For Elliot Wells, the focus is now on the medium to long term: “As the FD of a growing profitable business I need to ensure the mix of operational and strategic decisions of the business to ensure the best outcome for stakeholders in the short medium and long term,” he says.
“One area we are keeping a close eye on is Ireland, we currently have a small office in Dublin and may look to expand here to maximise our EU presence and maximise the possible relationships with some of the large multinationals that have offices there.”
Cudworth agrees that no options should be off the table. “The key now is to have looked at this in a robust and measured way so that you have a clear plan where needed and are able to communicate this to relevant stakeholders,” he says. “This will in turn increase confidence and enable decisions to be taken at the right time.

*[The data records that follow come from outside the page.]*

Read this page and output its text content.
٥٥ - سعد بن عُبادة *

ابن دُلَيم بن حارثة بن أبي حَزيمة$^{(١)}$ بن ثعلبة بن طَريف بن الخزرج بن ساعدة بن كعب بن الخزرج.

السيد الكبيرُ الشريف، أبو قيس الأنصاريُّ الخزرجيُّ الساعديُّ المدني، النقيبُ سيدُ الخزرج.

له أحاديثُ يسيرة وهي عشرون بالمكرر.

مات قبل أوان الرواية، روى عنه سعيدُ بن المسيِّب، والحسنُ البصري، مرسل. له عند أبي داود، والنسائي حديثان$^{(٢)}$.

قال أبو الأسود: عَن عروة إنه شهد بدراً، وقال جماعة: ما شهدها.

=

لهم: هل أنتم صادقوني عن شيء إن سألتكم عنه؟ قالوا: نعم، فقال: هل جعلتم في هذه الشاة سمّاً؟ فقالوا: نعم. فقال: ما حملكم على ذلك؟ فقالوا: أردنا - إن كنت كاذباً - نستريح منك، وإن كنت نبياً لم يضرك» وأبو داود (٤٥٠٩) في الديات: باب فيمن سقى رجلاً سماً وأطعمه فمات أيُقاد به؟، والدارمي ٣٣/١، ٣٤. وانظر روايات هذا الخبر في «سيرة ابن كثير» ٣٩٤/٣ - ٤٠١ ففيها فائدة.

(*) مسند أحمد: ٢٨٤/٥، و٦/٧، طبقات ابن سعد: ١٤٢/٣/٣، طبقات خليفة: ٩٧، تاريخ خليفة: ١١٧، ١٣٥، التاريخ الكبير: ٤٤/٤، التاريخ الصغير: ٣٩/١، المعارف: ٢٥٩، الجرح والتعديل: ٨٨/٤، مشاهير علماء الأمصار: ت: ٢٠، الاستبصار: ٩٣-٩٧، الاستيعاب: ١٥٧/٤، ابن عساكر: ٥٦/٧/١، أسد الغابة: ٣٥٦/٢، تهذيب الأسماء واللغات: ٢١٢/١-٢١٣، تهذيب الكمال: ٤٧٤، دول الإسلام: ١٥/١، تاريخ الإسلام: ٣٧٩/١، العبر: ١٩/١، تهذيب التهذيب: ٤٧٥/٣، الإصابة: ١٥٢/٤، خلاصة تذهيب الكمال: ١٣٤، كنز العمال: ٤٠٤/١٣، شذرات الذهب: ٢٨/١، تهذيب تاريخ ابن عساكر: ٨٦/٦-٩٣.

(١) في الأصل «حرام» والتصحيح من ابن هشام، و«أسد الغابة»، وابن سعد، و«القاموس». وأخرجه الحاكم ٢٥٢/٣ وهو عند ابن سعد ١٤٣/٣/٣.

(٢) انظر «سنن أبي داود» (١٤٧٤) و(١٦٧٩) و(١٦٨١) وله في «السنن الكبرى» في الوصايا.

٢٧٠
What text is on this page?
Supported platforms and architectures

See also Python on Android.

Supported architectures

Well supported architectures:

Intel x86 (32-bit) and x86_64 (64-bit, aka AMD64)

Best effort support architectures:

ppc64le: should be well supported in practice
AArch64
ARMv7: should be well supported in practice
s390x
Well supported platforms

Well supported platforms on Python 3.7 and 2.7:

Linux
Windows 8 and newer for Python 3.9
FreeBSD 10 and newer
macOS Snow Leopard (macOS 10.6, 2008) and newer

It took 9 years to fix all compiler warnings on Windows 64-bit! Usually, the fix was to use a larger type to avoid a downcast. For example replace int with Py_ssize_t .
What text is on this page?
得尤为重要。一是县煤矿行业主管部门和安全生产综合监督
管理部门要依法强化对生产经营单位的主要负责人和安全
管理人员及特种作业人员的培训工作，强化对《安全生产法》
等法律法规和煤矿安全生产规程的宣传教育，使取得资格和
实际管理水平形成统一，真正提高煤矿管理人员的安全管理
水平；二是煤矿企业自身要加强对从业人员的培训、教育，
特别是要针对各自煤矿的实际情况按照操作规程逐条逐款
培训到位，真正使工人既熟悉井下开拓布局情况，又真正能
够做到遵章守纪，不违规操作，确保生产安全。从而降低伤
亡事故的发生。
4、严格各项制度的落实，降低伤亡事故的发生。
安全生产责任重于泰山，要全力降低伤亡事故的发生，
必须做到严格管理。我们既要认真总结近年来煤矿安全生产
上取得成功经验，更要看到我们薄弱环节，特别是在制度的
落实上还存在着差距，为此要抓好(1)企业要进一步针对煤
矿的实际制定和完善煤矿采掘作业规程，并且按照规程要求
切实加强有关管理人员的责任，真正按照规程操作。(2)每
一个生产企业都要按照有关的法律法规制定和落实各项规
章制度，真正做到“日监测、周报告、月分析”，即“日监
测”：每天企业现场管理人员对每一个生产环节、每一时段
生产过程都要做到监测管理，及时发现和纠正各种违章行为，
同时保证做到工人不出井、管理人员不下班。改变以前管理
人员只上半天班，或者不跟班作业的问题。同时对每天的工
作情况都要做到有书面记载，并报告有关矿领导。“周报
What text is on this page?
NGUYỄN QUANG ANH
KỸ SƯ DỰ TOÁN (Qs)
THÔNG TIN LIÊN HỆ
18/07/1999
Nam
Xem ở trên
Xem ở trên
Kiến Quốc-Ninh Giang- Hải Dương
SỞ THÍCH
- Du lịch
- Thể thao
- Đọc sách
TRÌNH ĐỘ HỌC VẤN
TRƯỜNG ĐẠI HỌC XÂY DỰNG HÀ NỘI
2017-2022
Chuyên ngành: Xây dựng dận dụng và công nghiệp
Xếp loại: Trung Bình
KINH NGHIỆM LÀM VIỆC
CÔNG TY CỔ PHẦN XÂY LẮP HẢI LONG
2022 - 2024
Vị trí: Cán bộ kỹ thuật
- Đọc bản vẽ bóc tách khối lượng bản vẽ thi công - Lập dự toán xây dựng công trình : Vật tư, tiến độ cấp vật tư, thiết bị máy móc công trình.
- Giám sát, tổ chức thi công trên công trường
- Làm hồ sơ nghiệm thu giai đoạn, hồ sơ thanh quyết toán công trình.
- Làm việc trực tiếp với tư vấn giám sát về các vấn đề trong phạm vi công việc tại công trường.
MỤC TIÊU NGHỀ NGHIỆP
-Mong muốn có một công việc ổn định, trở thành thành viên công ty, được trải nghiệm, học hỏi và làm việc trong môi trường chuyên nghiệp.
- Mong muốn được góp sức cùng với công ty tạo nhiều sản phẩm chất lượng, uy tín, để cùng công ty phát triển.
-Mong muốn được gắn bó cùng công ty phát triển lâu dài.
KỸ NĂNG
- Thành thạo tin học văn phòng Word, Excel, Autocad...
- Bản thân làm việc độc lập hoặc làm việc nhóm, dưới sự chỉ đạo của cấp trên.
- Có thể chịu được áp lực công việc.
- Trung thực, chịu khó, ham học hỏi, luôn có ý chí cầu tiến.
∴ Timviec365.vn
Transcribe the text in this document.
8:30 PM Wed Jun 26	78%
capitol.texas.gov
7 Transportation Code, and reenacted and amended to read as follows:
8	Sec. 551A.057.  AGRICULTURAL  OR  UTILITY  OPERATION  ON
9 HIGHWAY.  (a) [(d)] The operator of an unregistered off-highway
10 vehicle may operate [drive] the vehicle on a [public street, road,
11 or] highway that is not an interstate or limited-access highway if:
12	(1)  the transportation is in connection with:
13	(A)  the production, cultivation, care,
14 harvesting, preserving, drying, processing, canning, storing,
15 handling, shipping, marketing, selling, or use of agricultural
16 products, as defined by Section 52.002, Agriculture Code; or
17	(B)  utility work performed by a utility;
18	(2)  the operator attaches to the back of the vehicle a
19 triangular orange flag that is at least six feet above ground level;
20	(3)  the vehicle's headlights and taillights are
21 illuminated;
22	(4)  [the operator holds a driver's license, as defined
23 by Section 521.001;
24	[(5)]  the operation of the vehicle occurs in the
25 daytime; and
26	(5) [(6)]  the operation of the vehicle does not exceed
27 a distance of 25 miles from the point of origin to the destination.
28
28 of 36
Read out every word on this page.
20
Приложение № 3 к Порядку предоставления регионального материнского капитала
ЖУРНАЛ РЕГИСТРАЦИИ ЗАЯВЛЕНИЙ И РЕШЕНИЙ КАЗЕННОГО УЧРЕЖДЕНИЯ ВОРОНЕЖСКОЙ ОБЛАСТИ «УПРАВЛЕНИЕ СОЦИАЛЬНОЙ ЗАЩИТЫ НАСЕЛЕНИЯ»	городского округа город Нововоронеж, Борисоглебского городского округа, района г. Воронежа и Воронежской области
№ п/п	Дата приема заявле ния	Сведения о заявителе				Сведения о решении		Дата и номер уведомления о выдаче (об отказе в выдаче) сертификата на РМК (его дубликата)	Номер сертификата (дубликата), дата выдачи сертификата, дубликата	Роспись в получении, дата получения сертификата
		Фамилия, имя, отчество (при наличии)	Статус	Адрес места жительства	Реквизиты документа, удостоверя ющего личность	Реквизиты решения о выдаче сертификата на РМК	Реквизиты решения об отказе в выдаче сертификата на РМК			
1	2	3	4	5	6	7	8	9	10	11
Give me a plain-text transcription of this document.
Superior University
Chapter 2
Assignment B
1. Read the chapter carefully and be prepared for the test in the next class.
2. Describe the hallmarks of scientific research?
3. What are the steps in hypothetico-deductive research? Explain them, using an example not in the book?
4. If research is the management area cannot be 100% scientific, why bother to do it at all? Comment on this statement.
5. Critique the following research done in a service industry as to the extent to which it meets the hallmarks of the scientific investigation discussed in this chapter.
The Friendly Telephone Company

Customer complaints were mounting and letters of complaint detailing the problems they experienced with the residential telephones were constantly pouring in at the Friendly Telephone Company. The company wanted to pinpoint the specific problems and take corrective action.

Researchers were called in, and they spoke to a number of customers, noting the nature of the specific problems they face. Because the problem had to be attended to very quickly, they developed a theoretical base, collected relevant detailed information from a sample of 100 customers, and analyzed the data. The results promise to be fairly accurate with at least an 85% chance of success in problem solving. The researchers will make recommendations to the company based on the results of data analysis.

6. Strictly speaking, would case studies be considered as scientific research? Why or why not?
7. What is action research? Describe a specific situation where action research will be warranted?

Simply saying I’ll ‘wait and see’ isn’t the best answer.”
Trade deals – the 5 possibilities in a nutshell
UK could join both and enjoy full access to single market, provided it accepts EU regulations and standards.
Example: Norway, Iceland
Sticking point: free movement of labour, if not people, is an intrinsic part of EEA
Goods travel tariff-free between UK and EU.
Sticking point: Many areas of the economy – notably financial services – unlikely to be covered
Bilateral accords +EFTA
UK agrees trade deals for each sector, free of many EU regulations currently in place
Sticking point: Not full access to single market
One deal to rule them all, with a single comprehensive treaty covering all areas of UK-EU trade
Example: Mexico-EU currently share this arrangement
Sticking point: Any access to single market likely offset by close political ties – and movement of people – remaining in place
The default option – no need for negotiations as UK and EU revert to basic WTO rules
Sticking point: UK leverage is decreased by acting solo.